Coach Thad Matta (center) talks to his players during a game against Michigan March 15 at Bankers Life Fieldhouse. OSU lost, 72-69. Credit: Shelby Lum / Photo editor

Coach Thad Matta (center) talks to his players during a game against Michigan March 15 at Bankers Life Fieldhouse. OSU lost, 72-69.
Credit: Shelby Lum / Photo editor

Ohio State said it was ready to go up against some fresh blood and break away from the rugged Big Ten for the NCAA Tournament.

Little did the team know, though, its first opponent in the Big Dance houses a former teammate, in addition to a descendent of Thad Matta’s extensive coaching tree roaming the sidelines.

Meet Ohio State’s first matchup of the 2014 NCAA Tournament: the University of Dayton.

The Buckeyes are set to take on the Flyers (23-10, 10-6) in Buffalo, N.Y., Thursday, after they were awarded a No. 6 seed in the tournament’s South region Sunday.

For Matta, playing a school located a mere 72 miles away has its benefits.

“For this team, it’s a great thing,” Matta said Sunday. “I like that. Because there won’t need to be a wake up call, there won’t need to be a, ‘Who is this? Who are they? What conference are they in? I haven’t heard of that guy,’ or anything like that. So I like that from that perspective.”

After falling to top-seeded Michigan, 72-69, in the semifinals of the Big Ten Tournament Saturday, the Buckeyes (25-9, 12-9) were given lower than a No. 2 seed in the tournament for the first time in five seasons.

Headed by coach Archie Miller — who spent two seasons as an assistant under Matta before heading to Arizona with his older brother, Sean — the Flyers are led by former Buckeye and redshirt-junior Jordan Sibert, who transferred to Dayton following the 2011-12 season.

Sibert, an outside sharpshooter, leads the Flyers with 12.5 points per game while shooting 43.9 percent from beyond the arc. He was a member of the same recruiting class as OSU senior guards Aaron Craft and Lenzelle Smith Jr., who both said they haven’t talked to him recently and are just excited to start the NCAA Tournament.

“We’re excited, obviously, this is the time of year we want to play for and we’re in the tournament so got a great game against Dayton coming up and we’re excited about it,” Craft said Sunday.

Smith Jr. agreed, but said if he put himself in Sibert’s shoes, he would be plenty excited to play against his former teammates.

“At the same time, we’re both in the same boat — you lose, you go home,” Smith Jr. said Sunday. “So I think we’re both going to be jacked up for the same purposes.”

Sibert left Columbus for Dayton because he wasn’t getting the playing time he wanted — he played just 481 minutes in 49 games over his two seasons at OSU.

“When he left he said, ‘Look. I want to play a lot.’ And he’s definitely getting to do that, and he’s honestly having a great career there,” Matta said of Sibert. “I’m one of those guys that says, ‘Hey, as long as everybody’s happy in terms of where they are and what they’re doing, I’m happy for them.’”

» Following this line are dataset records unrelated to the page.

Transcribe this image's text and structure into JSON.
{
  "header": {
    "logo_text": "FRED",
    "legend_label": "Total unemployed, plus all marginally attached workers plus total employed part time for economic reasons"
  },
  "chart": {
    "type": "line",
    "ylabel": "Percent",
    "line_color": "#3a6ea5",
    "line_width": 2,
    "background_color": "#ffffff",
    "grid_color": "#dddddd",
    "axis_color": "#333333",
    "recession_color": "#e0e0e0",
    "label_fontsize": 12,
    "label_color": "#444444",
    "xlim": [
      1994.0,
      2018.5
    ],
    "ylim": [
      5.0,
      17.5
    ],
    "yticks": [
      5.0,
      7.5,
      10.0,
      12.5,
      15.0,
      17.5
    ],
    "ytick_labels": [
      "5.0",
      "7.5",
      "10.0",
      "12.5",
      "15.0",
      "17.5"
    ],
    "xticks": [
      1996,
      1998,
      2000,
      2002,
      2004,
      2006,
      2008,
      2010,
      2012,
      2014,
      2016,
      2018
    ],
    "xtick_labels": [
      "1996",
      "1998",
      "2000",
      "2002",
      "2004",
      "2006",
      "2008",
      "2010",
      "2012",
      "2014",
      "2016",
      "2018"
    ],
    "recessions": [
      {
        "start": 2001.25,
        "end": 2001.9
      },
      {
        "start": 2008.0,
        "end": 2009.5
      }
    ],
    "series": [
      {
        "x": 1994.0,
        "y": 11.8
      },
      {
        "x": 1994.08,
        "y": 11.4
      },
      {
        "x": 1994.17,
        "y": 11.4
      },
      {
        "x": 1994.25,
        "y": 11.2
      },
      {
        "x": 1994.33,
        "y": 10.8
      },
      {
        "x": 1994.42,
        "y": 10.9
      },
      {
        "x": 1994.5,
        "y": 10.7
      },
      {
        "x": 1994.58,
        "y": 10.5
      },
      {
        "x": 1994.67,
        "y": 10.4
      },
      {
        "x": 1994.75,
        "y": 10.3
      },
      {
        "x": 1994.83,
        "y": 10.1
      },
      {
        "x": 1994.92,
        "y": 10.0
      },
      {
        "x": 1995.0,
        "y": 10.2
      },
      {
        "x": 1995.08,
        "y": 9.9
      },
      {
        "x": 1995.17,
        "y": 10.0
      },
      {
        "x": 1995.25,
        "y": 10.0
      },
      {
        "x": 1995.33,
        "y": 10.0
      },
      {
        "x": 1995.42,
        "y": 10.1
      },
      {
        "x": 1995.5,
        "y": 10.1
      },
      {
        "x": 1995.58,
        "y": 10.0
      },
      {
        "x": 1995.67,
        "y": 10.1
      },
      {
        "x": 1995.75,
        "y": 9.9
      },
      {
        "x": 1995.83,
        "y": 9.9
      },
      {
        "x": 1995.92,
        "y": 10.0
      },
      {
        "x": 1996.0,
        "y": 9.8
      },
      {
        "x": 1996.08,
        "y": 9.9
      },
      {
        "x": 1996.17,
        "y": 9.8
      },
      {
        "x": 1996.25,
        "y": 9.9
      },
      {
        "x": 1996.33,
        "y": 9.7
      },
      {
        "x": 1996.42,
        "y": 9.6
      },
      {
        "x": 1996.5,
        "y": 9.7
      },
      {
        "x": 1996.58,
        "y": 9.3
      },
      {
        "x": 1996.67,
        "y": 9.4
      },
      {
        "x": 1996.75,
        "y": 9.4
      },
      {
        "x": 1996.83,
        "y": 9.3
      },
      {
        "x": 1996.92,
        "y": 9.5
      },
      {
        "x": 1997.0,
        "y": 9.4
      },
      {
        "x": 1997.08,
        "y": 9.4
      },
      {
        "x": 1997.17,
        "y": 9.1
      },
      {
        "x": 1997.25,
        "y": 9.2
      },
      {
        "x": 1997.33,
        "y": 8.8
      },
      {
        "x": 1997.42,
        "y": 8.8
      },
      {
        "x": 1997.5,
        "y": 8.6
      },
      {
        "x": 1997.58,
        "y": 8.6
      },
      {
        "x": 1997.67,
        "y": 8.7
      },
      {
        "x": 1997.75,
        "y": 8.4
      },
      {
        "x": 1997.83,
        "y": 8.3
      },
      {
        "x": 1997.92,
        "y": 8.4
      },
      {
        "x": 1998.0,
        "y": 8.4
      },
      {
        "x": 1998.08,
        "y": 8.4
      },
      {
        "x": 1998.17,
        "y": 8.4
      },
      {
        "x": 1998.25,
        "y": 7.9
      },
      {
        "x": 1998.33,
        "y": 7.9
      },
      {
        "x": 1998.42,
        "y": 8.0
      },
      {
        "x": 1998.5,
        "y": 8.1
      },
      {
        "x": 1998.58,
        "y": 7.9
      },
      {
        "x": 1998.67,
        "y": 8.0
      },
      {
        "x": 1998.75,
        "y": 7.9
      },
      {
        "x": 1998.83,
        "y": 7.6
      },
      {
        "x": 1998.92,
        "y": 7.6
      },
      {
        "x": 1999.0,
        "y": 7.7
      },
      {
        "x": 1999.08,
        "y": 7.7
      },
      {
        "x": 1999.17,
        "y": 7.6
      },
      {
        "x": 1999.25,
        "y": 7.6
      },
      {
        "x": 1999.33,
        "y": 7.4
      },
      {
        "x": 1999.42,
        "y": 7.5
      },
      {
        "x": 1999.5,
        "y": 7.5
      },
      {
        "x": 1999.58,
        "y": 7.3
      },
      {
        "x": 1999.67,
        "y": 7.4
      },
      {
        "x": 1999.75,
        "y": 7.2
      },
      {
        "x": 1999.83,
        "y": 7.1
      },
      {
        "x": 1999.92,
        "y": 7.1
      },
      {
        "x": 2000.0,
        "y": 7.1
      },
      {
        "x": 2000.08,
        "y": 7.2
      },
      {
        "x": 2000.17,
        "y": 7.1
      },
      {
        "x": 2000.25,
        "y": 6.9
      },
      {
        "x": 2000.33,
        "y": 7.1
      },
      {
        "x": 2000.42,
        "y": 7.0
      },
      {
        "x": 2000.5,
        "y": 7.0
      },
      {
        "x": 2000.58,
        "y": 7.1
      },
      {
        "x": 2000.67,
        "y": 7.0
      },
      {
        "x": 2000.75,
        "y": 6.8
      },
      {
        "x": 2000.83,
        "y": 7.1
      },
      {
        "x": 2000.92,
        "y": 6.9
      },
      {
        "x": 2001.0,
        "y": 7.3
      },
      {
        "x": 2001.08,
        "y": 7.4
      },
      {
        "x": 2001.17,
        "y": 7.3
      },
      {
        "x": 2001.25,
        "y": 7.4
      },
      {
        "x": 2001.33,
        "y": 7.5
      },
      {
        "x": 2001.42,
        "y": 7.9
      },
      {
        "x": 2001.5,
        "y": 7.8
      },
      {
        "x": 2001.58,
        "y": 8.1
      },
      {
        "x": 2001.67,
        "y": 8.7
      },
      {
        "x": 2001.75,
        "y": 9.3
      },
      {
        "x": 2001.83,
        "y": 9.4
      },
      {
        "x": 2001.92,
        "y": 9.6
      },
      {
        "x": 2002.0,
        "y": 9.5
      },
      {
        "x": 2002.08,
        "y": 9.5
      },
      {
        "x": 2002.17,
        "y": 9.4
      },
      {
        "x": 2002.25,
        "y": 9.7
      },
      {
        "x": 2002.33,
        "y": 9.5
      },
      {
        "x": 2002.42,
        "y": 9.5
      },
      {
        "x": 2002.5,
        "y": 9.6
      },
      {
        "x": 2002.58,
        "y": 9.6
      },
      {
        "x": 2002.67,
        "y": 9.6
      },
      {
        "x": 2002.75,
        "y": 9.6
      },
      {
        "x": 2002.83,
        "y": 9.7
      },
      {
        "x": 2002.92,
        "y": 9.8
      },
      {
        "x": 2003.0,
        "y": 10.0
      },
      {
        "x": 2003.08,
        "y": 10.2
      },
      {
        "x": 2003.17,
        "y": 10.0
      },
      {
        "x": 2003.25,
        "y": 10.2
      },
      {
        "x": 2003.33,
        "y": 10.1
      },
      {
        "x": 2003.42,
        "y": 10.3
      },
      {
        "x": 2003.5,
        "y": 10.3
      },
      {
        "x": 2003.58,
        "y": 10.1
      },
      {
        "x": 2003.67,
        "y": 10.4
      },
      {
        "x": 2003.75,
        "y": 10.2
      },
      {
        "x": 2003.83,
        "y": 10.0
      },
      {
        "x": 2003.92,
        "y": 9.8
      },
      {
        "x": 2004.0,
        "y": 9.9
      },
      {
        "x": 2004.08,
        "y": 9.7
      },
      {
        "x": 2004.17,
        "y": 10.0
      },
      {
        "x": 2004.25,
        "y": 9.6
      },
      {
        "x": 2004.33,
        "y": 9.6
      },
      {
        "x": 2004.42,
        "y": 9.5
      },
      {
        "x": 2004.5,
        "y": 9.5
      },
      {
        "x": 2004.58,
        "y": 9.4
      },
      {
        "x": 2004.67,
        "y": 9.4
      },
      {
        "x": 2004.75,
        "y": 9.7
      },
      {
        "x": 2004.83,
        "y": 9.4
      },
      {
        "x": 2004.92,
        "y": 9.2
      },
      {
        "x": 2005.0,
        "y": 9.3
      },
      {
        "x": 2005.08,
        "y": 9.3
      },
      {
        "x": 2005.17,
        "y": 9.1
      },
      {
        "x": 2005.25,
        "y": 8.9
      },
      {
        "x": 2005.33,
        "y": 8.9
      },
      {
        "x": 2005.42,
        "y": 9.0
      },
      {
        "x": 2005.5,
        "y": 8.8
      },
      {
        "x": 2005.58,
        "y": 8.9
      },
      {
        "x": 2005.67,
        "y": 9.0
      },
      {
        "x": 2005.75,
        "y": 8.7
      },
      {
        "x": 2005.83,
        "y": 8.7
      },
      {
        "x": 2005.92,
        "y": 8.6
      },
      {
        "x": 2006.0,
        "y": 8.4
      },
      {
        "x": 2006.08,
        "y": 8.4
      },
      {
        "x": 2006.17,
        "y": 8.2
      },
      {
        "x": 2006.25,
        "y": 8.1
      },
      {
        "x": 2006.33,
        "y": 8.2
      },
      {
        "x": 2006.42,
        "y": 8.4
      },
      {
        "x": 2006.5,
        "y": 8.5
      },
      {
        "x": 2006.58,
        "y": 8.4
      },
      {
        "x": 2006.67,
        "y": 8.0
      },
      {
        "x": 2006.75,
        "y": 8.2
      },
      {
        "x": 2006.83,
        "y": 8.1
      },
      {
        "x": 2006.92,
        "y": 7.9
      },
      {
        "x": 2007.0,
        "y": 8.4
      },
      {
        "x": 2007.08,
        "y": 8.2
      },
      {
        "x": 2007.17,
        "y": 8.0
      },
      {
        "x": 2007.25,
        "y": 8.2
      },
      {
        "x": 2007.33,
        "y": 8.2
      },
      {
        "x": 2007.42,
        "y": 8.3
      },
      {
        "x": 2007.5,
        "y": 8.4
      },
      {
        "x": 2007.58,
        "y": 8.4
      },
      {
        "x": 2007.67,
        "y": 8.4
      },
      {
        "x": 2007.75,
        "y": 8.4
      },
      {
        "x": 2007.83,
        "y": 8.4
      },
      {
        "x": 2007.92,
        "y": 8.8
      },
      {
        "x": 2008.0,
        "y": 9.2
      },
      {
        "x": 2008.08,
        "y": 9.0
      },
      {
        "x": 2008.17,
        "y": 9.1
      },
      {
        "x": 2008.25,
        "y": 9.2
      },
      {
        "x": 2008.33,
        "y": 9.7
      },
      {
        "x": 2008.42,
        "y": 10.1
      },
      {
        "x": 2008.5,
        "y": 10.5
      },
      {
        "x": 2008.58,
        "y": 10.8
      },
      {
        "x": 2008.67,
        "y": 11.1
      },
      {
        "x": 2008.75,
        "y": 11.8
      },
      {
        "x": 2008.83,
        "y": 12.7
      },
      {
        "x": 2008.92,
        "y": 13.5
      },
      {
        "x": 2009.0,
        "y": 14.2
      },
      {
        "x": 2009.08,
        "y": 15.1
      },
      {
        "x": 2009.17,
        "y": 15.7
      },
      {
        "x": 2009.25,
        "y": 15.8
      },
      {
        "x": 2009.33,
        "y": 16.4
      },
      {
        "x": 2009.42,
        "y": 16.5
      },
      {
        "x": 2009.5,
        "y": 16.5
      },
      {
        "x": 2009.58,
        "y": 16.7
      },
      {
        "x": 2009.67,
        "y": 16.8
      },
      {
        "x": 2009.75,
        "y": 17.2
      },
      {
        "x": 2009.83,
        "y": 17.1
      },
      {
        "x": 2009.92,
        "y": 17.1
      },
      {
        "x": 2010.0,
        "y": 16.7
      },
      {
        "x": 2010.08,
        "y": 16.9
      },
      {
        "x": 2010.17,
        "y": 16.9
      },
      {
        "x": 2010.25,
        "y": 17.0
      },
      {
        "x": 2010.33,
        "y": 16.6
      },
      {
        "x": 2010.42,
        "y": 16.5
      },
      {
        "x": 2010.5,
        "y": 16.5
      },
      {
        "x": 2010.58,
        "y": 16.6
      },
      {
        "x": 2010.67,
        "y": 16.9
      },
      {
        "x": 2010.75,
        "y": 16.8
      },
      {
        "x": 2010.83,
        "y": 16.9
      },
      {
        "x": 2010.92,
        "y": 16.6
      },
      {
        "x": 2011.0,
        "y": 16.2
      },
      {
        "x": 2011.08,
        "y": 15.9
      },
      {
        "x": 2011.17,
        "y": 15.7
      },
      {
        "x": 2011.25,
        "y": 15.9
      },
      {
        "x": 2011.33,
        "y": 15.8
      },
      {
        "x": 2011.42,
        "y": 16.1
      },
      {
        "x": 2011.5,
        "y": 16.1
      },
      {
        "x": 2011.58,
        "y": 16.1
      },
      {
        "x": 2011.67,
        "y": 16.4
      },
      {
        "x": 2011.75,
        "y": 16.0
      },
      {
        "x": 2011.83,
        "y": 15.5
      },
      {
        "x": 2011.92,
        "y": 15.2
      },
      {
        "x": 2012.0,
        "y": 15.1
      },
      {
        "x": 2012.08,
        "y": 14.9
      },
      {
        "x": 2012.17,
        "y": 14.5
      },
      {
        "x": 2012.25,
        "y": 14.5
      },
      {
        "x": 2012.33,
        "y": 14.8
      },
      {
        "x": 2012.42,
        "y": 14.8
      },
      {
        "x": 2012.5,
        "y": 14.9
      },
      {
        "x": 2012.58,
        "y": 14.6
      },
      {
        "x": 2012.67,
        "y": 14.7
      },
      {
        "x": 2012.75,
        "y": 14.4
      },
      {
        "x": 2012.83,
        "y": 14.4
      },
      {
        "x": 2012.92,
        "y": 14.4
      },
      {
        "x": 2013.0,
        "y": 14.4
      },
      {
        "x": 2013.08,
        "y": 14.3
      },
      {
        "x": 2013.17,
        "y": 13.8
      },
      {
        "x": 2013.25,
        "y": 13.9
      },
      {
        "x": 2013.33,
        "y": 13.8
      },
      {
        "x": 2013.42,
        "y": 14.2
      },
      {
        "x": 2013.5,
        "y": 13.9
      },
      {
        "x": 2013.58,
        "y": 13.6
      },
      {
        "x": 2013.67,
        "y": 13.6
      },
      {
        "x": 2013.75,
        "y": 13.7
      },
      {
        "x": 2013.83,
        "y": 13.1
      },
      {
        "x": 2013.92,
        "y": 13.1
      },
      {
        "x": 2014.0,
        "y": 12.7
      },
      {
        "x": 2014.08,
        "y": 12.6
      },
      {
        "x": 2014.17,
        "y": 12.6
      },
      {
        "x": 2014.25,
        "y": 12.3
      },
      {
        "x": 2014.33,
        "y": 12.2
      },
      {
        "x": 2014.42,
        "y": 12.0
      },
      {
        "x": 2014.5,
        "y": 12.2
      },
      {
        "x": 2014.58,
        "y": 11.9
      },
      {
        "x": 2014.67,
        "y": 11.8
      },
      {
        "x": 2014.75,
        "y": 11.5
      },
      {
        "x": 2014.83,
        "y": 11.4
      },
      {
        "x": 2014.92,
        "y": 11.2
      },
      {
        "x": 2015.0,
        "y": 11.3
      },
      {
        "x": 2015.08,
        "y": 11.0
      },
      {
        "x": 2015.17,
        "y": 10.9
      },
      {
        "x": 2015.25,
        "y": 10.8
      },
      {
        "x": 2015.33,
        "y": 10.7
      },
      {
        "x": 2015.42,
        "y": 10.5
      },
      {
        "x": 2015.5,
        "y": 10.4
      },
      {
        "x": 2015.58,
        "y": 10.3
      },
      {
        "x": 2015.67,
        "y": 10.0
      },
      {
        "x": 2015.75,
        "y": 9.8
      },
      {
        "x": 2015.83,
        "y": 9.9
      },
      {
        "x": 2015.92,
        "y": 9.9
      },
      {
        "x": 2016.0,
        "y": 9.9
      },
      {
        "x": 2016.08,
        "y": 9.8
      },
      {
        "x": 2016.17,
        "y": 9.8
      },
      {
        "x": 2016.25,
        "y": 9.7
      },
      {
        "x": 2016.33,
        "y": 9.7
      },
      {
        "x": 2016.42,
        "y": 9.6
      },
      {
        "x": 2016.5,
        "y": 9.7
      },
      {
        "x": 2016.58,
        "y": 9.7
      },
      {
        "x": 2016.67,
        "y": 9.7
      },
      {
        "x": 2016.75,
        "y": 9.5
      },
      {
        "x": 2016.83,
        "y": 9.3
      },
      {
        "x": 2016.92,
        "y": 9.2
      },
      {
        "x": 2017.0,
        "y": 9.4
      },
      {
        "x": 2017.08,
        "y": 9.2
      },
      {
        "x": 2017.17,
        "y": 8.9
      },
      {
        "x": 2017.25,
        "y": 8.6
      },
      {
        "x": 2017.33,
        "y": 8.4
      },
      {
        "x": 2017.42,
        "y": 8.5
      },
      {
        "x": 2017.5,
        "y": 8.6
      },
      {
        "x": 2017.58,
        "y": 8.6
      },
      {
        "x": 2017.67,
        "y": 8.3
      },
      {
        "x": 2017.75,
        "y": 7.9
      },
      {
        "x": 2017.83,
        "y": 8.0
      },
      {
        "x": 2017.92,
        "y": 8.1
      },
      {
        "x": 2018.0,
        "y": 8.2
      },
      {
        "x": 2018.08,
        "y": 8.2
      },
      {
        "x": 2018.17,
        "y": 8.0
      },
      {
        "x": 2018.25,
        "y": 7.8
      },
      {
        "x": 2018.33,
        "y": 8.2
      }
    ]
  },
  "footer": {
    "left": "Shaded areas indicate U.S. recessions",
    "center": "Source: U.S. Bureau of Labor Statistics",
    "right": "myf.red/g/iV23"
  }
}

The Buckeyes enter the second round matchup after winning nine of their last 13 games, but failed to make the Big Ten Conference Tournament Championship game for the first time in six years after the loss to Michigan Saturday in Indianapolis.

Although it was a little different watching the Selection Show at home instead of after playing for the championship, junior forward Sam Thompson said the mindset didn’t change too much.

“The location was different but I don’t think the seeding was too much different,” Thompson said Sunday. “We know whatever seed we get, wherever we’re placed in the NCAA Tournament, there’s no such thing as an easy game, there’s no such thing as an easy opponent.”

In what is now his 10th season at the helm of the men’s basketball program, coach Thad Matta had led the Buckeyes to a victory in their first game of the NCAA Tournament six of the seven times they have played. The lone loss was a 74-72 double overtime loss to Siena in 2009. OSU was on probation in Matta’s first season — 2004-05 — and won the National Invitational Tournament following the 2007-08 season.

Initially, Matta said he was excited to see Dayton make the tournament because of Miller — then he realized it was his team that was matched up with Miller’s.

“I wanted Arch to get in the NCAA Tournament. Then I was kinda like, ‘Huh, here we go,’” Matta said. “But I think from the perspective, I’m so happy for him in terms of getting in … the longer you do this, the more inner workings there are that it works itself out.”

Tipoff Thursday between the Buckeyes and Flyers is set for 12:15 p.m.